9-11 The focus of my letter wasn’t on punishing the offender but on getting you to take responsibility for the health of the church. So if you forgive him, I forgive him. Don’t think I’m carrying around a list of personal grudges. The fact is that I’m joining in with your forgiveness, as Christ is with us, guiding us. After all, we don’t want to unwittingly give Satan an opening for yet more mischief—we’re not oblivious to his sly ways!
An Open Door
12-14 When I arrived in Troas to proclaim the Message of the Messiah, I found the place wide open: God had opened the door; all I had to do was walk through it. But when I didn’t find Titus waiting for me with news of your condition, I couldn’t relax. Worried about you, I left and came on to Macedonia province looking for Titus and a reassuring word on you. And I got it, thank God!
14-16 In the Messiah, in Christ, God leads us from place to place in one perpetual victory parade. Through us, he brings knowledge of Christ. Everywhere we go, people breathe in the exquisite fragrance. Because of Christ, we give off a sweet scent rising to God, which is recognized by those on the way of salvation—an aroma redolent with life. But those on the way to destruction treat us more like the stench from a rotting corpse.
16-17 This is a terrific responsibility. Is anyone competent to take it on? No—but at least we don’t take God’s Word, water it down, and then take it to the streets to sell it cheap. We stand in Christ’s presence when we speak; God looks us in the face. We get what we say straight from God and say it as honestly as we can.
GOD GIVE US OPEN DOORS!
What fragrance to we have when we walk into a room?
Are we compared to the teenage boy who is now trying to attract the opposite sex, whose overpowering fragrance comes wafting through the doors before he does? Or like a sweet-smelling oil that draws people to the Jesus in us while glorifying the God who leads us? This is where Paul is leading us in his illustration.

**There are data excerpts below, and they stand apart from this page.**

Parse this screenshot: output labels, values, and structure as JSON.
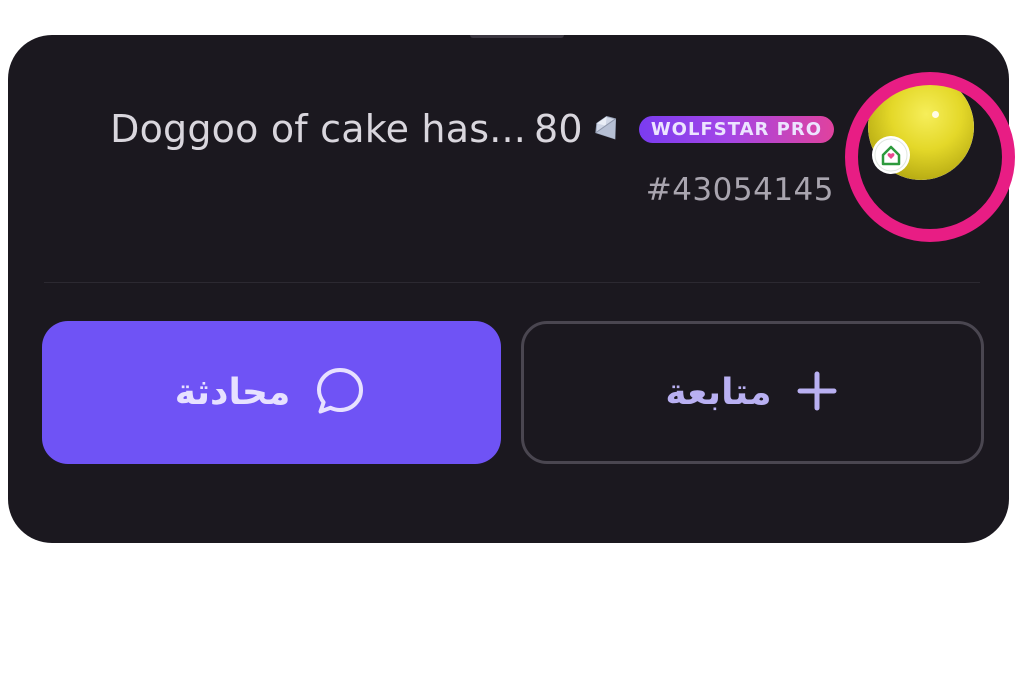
{
  "profile": {
    "name": "Doggoo of cake has...",
    "diamond_count": "80",
    "badge_label": "WOLFSTAR PRO",
    "user_id": "#43054145"
  },
  "actions": {
    "chat_label": "محادثة",
    "follow_label": "متابعة"
  },
  "icons": {
    "diamond": "gem-icon",
    "chat": "chat-bubble-icon",
    "follow": "plus-icon",
    "avatar_frame": "house-badge-icon"
  },
  "colors": {
    "card_background": "#1b181f",
    "chat_button": "#6f53f5",
    "follow_text": "#b9b0f2",
    "highlight_ring": "#e81d84",
    "badge_gradient_start": "#7a3cf0",
    "badge_gradient_end": "#e0429e"
  }
}
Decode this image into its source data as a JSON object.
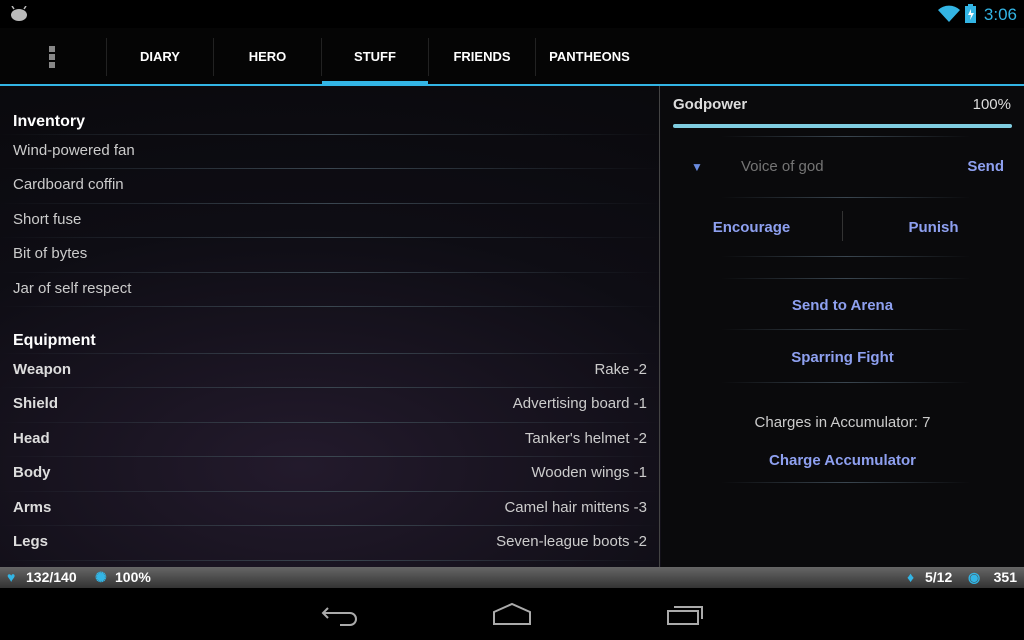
{
  "status_bar": {
    "time": "3:06",
    "icons": [
      "android-icon",
      "wifi-icon",
      "battery-charging-icon"
    ]
  },
  "tabs": [
    {
      "label": "DIARY"
    },
    {
      "label": "HERO"
    },
    {
      "label": "STUFF",
      "active": true
    },
    {
      "label": "FRIENDS"
    },
    {
      "label": "PANTHEONS"
    }
  ],
  "inventory": {
    "title": "Inventory",
    "items": [
      "Wind-powered fan",
      "Cardboard coffin",
      "Short fuse",
      "Bit of bytes",
      "Jar of self respect"
    ]
  },
  "equipment": {
    "title": "Equipment",
    "items": [
      {
        "slot": "Weapon",
        "value": "Rake -2"
      },
      {
        "slot": "Shield",
        "value": "Advertising board -1"
      },
      {
        "slot": "Head",
        "value": "Tanker's helmet -2"
      },
      {
        "slot": "Body",
        "value": "Wooden wings -1"
      },
      {
        "slot": "Arms",
        "value": "Camel hair mittens -3"
      },
      {
        "slot": "Legs",
        "value": "Seven-league boots -2"
      }
    ]
  },
  "godpower": {
    "label": "Godpower",
    "value": "100%",
    "level": 100
  },
  "voice": {
    "placeholder": "Voice of god",
    "send": "Send"
  },
  "actions": {
    "encourage": "Encourage",
    "punish": "Punish",
    "arena": "Send to Arena",
    "sparring": "Sparring Fight",
    "charges": "Charges in Accumulator: 7",
    "charge": "Charge Accumulator"
  },
  "stats": {
    "health": "132/140",
    "godpower": "100%",
    "quest": "5/12",
    "gold": "351"
  },
  "colors": {
    "accent": "#33b5e5",
    "button_text": "#8ea0f0"
  }
}
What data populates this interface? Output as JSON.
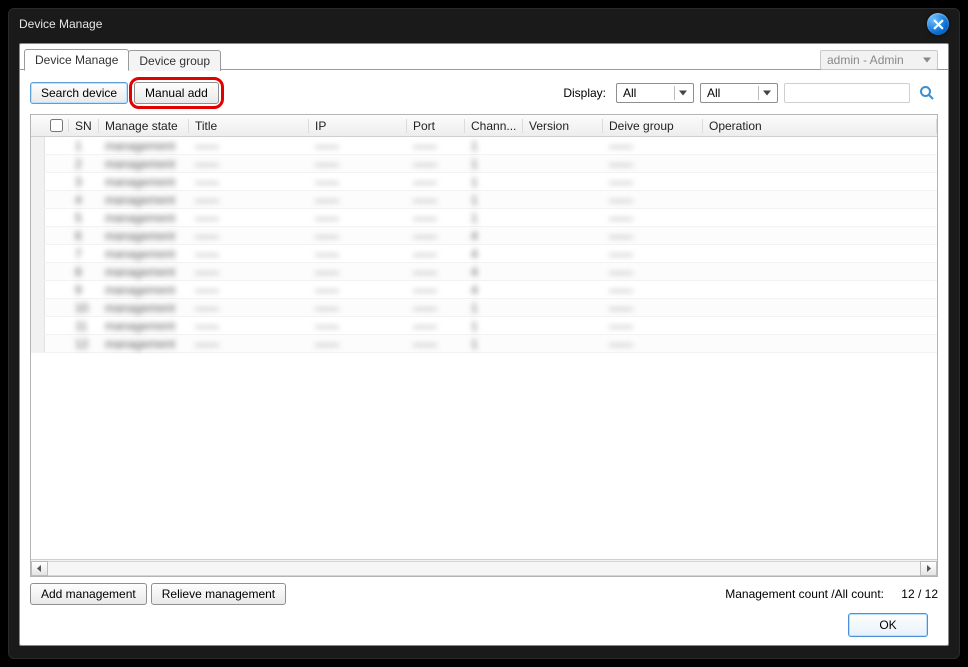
{
  "window": {
    "title": "Device Manage"
  },
  "tabs": {
    "active": "Device Manage",
    "items": [
      {
        "label": "Device Manage"
      },
      {
        "label": "Device group"
      }
    ]
  },
  "user_select": {
    "value": "admin - Admin"
  },
  "toolbar": {
    "search_device": "Search device",
    "manual_add": "Manual add",
    "display_label": "Display:",
    "filter1": "All",
    "filter2": "All",
    "search_placeholder": ""
  },
  "columns": {
    "sn": "SN",
    "manage_state": "Manage state",
    "title": "Title",
    "ip": "IP",
    "port": "Port",
    "channels": "Chann...",
    "version": "Version",
    "device_group": "Deive group",
    "operation": "Operation"
  },
  "rows": [
    {
      "sn": "1",
      "mstate": "management",
      "title": "——",
      "ip": "——",
      "port": "——",
      "chan": "1",
      "ver": "",
      "grp": "——"
    },
    {
      "sn": "2",
      "mstate": "management",
      "title": "——",
      "ip": "——",
      "port": "——",
      "chan": "1",
      "ver": "",
      "grp": "——"
    },
    {
      "sn": "3",
      "mstate": "management",
      "title": "——",
      "ip": "——",
      "port": "——",
      "chan": "1",
      "ver": "",
      "grp": "——"
    },
    {
      "sn": "4",
      "mstate": "management",
      "title": "——",
      "ip": "——",
      "port": "——",
      "chan": "1",
      "ver": "",
      "grp": "——"
    },
    {
      "sn": "5",
      "mstate": "management",
      "title": "——",
      "ip": "——",
      "port": "——",
      "chan": "1",
      "ver": "",
      "grp": "——"
    },
    {
      "sn": "6",
      "mstate": "management",
      "title": "——",
      "ip": "——",
      "port": "——",
      "chan": "4",
      "ver": "",
      "grp": "——"
    },
    {
      "sn": "7",
      "mstate": "management",
      "title": "——",
      "ip": "——",
      "port": "——",
      "chan": "4",
      "ver": "",
      "grp": "——"
    },
    {
      "sn": "8",
      "mstate": "management",
      "title": "——",
      "ip": "——",
      "port": "——",
      "chan": "4",
      "ver": "",
      "grp": "——"
    },
    {
      "sn": "9",
      "mstate": "management",
      "title": "——",
      "ip": "——",
      "port": "——",
      "chan": "4",
      "ver": "",
      "grp": "——"
    },
    {
      "sn": "10",
      "mstate": "management",
      "title": "——",
      "ip": "——",
      "port": "——",
      "chan": "1",
      "ver": "",
      "grp": "——"
    },
    {
      "sn": "11",
      "mstate": "management",
      "title": "——",
      "ip": "——",
      "port": "——",
      "chan": "1",
      "ver": "",
      "grp": "——"
    },
    {
      "sn": "12",
      "mstate": "management",
      "title": "——",
      "ip": "——",
      "port": "——",
      "chan": "1",
      "ver": "",
      "grp": "——"
    }
  ],
  "bottom": {
    "add_mgmt": "Add management",
    "relieve_mgmt": "Relieve management",
    "count_label": "Management count /All count:",
    "count_value": "12 / 12"
  },
  "dialog": {
    "ok": "OK"
  }
}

Paul was sure that God was using him as He was leading him (vv. 14c–17). As the Roman priests burned the incense in the parade, that odor affected different people in different ways. To the triumphant soldiers, it meant life and victory; but to the conquered enemy, it meant defeat and death. They were on their way to be killed by the beasts.
Using this image of the incense, Paul pictured the Christian ministry. He saw believers as incense, giving forth the fragrance of Jesus Christ in their lives and labors. To God, believers are the very fragrance of Jesus Christ. To other believers, we are the fragrance of life; but to unbelievers, we are the fragrance of death. In other words, the Christian life and ministry are matters of life and death. The way we live and work can mean life or death to a lost world around us.
So, how do we smell? It is a matter of life and death to the lost.
Paul closes this portion of his letter with God’s best—
“We stand in Christ’s presence when we speak; God looks us in the face. We get what we say straight from God and say it as honestly as we can.”
Lord, Because of your teaching, this is my prayer,
Tell me what to say, with your love of compassion flowing from my heart, sincerely and honestly. May the sweet aroma of your presence in and around me, draw people to you, dear Jesus, the One who resides and abides in me.
In Jesus Name, For Your Glory, So others may know and follow, too, Amen.